Ashok is the son -in -law or Lakhirani Roophhi, the owner of the building. He has been in charge of the store since Shome’s death.
“Today Ashish da (brother) gave me 400 rupees ($ 4.65) as revenue of the day,” says Ashok, while poureding tea into clay cups. He says he has never faced any problem with customers who do not pay; Without fail, they always leave the right amount for tea in the cash or return later to pay what we.
“We sell around 200 cups most days““Hello, he adds.

‘An interrogation sign in the future’
“I love tea with masla (mixture of spices) made by Ashok da,” says Anima, 50, who has a leg client for years. “If Kolkata has a cafeteria where people meet for a time and quality address, well, this tea store is our humble equivalent.”
Anima used to come with her father as a child and remember Shome. Now, sometimes visit with your family. “The tea store remains a lasting symbol of tradition, community life and love for tea. Every morning and afternoon, people are attracted not only for tea, but for a deep sense of belonging and shared history,” says Anima.
At 9 PM, Ashok pours the last tea leaf for the four removable customers and prepares to call it one day.
In recent years, he has begun to worry about the future of his iconic store.
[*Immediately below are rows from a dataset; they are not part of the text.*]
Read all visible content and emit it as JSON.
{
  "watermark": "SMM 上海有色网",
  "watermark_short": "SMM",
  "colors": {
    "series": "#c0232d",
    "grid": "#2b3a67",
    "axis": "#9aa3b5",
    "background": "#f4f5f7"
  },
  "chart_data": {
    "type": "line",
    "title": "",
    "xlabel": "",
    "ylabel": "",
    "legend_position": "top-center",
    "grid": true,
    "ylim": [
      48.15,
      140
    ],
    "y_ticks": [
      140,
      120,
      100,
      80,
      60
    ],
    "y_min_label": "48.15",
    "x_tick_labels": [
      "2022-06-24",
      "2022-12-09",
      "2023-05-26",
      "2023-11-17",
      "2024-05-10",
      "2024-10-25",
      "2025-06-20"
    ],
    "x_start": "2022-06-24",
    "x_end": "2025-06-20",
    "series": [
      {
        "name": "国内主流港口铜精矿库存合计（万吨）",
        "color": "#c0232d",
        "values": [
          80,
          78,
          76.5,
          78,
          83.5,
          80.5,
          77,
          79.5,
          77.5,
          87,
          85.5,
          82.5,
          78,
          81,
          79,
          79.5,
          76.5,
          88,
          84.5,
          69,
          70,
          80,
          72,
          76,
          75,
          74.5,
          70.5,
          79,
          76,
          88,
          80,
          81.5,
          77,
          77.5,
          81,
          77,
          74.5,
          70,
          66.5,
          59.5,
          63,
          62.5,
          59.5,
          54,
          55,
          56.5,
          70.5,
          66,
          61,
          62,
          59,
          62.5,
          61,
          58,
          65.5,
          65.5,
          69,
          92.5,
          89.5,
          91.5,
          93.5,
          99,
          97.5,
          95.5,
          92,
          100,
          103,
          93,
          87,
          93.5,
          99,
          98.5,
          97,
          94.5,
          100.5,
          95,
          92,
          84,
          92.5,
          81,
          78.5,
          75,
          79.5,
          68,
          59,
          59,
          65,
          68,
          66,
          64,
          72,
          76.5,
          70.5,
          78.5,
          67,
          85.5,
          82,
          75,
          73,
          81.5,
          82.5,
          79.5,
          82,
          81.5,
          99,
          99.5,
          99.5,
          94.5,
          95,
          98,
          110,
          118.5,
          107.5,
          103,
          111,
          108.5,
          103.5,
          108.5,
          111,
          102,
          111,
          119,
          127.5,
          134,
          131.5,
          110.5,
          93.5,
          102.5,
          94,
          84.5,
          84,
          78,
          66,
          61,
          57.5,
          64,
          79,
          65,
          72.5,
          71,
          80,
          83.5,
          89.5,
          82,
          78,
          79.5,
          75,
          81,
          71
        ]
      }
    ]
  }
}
“I doubt if the youngest generation carries out this precious legacy of trust. There are very few visitors of the youngest generation that come and participate in the tea store,” he says.
His son, says Ashok, is an engineer and has not shown much interest in the store.
Ranadip Restoration activist shares his Conerns: “The youngest generation is so busy that it has little time for the address, which seriously puts an interrogation sign in the future of the store like this.”
Despite the uncertain future of the store, Ashok has the hope that others will take a step forward to preserve it, as the previous generations have done. “I choose to stay optimistic that the store will continue its legacy, as it has done for many years,” says Ashok.